Art Geoffrion wrote me, pointing out that the Netflix Prize is a great opportunity for OR people to show their stuff. Netflix is offering up to $1 million for a system that predicts whether a customer will like a movie or not. They have made available a wonderful database of 100,000 ratings. Lots of people have used data mining methods on this database For me, the line between data mining and OR is very thin indeed, so it would be interesting to see what an OR approach can do with this.

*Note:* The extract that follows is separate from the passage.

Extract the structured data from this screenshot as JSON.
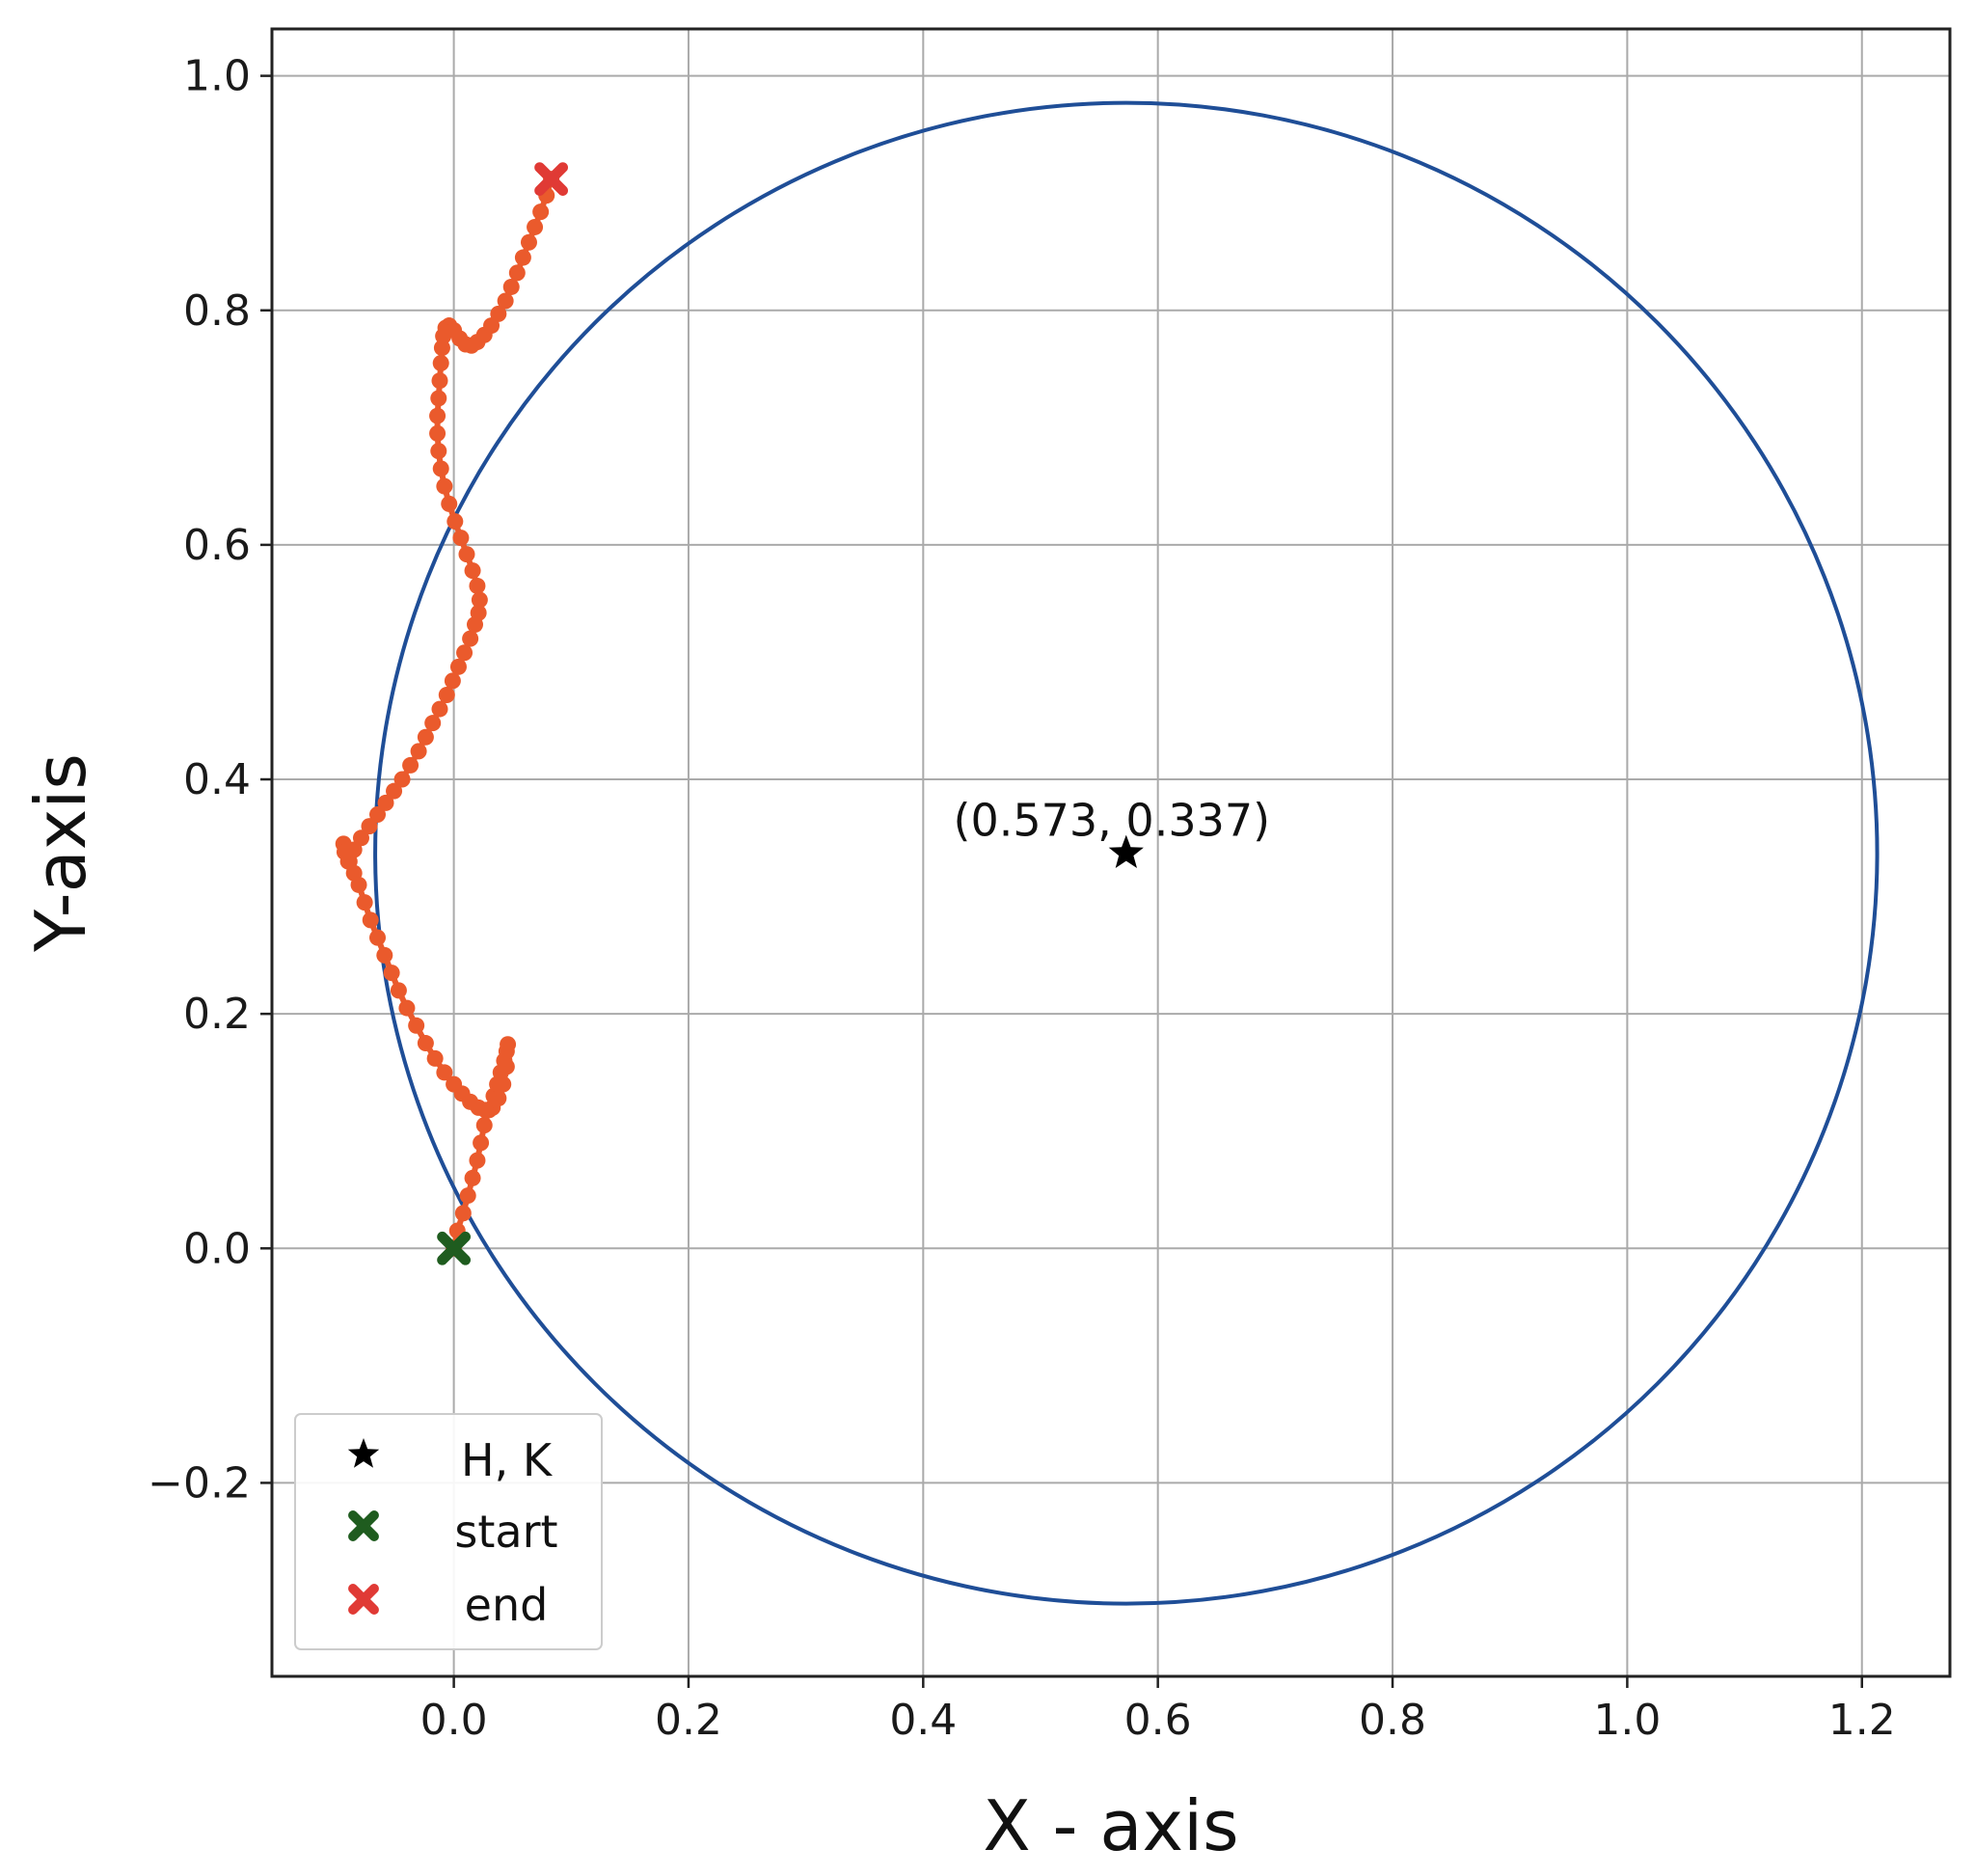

The Wall Street Journal has an article on these types of prizes. There are a lot of good reasons for companies to provide these competitions:
Prizes prompt a lot of effort, far more than any sponsor could devote itself, but they generally pay only for success. That’s “an important piece of shifting risk from inside the walls of the company and moving it out to the solver community,” says Jill Panetta, InnoCentive’s chief scientific officer. Competitors for the $10 million prize for the space vehicle spent 10 times that amount trying to win it.
Contests also are a mechanism to tap scientific knowledge that’s widely dispersed geographically, and not always in obvious places. Since posting its algorithm bounty in October, Netflix has drawn 15,000 entrants from 126 countries. The leading team is from Budapest University of Technology and Economics.
Given the generality of OR, it is clear that our field can be competitive in many of these. Any takers?